In exciting news for capital-dwellers, the ‘war on drugs’ in London is about to become even more woefully incoherent than it is already. Sadiq Khan has apparently announced plans to “begin decriminalising” drugs in the capital.
Of course, the Mayor doesn’t have the power to actually decriminalise anything. What this appears to be, according to press reports, is instructions to the Metropolitan Police being told not to arrest “young Londoners” caught in possession of Class B substances. They will instead be directed to a counselling scheme.
For those of you unfamiliar with the UK’s mostly arbitrary drug classification system, here’s the somewhat breathless summary from the Daily Express: “cannabis, ketamine and even speed”. (For those unfamiliar with said drugs, if the word ‘even’ has any place in that sentence it’s in front of ketamine.)
This has obviously put Khan on a collision course with the Government, which has been making a lot of noise in recent weeks about a crackdown on ‘middle-class drug use’. But it also seems at odds with the Met, which in recent days has faced a backlash over a high-profile stunt featuring officers swabbing people for Class A drugs outside venues in Shoreditch.
Ah, you might think, but surely Class A drugs are much more serious? But don’t be fooled: Class A is a nonsense category that compasses things such as heroin and crack, which in public health terms are very serious indeed, and MDMA (ecstasy) and LSD (acid), which in the same terms are complete non-events, posing little-to-no danger to users or the people around them.
For its part, the Met justified the move as part of “a ‘week of action’ supporting women’s safety”; the only person they arrested was, inevitably, a woman.
Nor is the connection between the two issues obvious anyway. There may be a link between Class As (which?) and crime, but do they play a larger role in assaults on women than say, alcohol? Are the calculating predators spiking drinks also getting themselves high on cocaine? It seems a stretch.
Regardless, the point is that the clear boundaries between different classes of drug do not really extend beyond the heads of policymakers and the police.
The black market seems to have naturally sorted itself along more rational lines: weed is often sold by dedicated dealers, as is the really monstrous stuff such as heroin. That means the more common Class A substances such as coke and ecstasy are sold by the same dealers who peddle Class B alternatives such as ket or mephedrone.
As a result, the counter-signal Khan is sending by pushing to decriminalise the latter will almost certainly do more for sales of the former than the occasional show of force by the police will hurt them.
Which in turn points to the underlying conceptual problem with ‘decriminalisation’ as a middle ground between actual legalisation and effective prohibition: it lifts any suppressive effect there might have been on demand whilst leaving supply, and thus the profits, entirely in criminal hands.

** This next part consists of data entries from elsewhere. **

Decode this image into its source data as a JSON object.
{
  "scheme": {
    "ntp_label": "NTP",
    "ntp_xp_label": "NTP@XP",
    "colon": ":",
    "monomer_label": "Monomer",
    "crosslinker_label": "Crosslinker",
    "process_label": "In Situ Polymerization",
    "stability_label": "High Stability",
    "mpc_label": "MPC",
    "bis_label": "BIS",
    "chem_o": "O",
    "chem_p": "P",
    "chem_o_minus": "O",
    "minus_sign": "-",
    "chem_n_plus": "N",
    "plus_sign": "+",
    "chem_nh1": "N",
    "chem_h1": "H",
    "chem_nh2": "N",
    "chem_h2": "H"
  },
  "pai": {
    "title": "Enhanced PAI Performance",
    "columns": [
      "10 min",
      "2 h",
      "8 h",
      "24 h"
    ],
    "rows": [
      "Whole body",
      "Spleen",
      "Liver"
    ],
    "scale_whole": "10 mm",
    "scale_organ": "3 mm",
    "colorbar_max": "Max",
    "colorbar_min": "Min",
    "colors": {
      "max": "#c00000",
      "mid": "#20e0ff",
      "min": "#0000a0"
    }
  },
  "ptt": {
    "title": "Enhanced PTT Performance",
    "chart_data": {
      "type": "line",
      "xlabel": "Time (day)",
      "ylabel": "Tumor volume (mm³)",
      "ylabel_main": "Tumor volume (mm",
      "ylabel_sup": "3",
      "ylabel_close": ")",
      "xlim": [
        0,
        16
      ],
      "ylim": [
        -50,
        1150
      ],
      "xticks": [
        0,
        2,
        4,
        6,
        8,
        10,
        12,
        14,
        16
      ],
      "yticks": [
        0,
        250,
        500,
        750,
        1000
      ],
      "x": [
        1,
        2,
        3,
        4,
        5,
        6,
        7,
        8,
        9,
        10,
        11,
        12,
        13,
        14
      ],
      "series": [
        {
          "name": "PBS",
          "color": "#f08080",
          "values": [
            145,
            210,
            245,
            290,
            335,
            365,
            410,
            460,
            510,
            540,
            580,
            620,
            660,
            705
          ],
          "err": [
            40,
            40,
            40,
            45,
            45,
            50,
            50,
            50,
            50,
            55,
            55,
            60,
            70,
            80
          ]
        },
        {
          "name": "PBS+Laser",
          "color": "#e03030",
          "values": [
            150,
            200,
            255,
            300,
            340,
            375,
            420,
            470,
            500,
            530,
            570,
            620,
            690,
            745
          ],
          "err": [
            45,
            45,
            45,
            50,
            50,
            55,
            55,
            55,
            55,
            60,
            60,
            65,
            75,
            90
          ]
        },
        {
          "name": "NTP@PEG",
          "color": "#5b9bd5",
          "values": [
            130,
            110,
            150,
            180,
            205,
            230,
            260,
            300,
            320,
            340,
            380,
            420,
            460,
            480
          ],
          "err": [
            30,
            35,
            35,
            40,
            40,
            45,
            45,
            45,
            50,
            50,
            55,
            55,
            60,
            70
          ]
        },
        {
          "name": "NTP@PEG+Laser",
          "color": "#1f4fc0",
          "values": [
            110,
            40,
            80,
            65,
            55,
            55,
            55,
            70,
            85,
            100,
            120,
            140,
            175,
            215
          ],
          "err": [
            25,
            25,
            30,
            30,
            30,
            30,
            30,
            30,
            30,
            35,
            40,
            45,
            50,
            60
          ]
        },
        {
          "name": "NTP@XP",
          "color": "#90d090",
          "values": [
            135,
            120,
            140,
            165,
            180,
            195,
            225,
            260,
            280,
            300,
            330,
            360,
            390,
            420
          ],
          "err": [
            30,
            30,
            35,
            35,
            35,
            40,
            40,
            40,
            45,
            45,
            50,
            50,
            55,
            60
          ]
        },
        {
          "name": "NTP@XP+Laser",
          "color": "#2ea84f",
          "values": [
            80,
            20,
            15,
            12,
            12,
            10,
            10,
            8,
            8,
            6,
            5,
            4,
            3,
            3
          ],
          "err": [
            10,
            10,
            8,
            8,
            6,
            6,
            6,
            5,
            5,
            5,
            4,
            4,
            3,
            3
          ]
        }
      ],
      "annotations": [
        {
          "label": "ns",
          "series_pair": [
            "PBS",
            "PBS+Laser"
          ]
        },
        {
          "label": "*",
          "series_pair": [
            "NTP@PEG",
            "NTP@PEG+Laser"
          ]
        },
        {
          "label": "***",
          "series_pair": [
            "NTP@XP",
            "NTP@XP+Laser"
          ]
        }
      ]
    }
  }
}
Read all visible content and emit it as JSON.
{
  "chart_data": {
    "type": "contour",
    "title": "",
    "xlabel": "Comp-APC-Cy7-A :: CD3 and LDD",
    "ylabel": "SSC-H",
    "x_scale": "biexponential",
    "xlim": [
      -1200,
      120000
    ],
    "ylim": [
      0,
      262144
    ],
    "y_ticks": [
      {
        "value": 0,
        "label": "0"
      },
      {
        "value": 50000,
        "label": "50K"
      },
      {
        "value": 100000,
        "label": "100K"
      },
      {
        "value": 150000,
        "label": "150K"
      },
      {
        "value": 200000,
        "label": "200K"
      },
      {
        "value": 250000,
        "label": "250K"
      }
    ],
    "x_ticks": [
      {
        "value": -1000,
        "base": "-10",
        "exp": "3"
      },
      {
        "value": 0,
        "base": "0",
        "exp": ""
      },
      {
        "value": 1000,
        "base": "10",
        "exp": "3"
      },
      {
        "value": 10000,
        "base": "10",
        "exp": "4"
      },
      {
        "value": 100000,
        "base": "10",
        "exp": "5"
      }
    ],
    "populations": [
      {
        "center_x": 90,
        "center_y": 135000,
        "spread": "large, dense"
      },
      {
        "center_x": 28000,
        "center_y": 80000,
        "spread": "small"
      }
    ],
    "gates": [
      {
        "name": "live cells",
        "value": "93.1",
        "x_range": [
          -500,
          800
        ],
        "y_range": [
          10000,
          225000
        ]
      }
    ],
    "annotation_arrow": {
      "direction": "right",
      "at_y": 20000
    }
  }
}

This doesn’t mean that trying to prosecute people for possession of Class B substances is a good use of police time for a force that has a woeful record on more serious crimes. In a world where legalisation is not on the table, policymakers can only try to choose the best of a range of bad choices. But even the limited gains of such an approach will be lost if the Met simply divert any resources spared into a showy but futile campaign against other drugs being sold by the same people, to the same people.
Ultimately, the best results from this sort of approach can only follow a proper overhaul of the categorisation system, based on a fresh assessment of each substance according to clear public health criteria rather than historical accident and inherited prejudice. But that is in the gift of the Government, not the Mayor.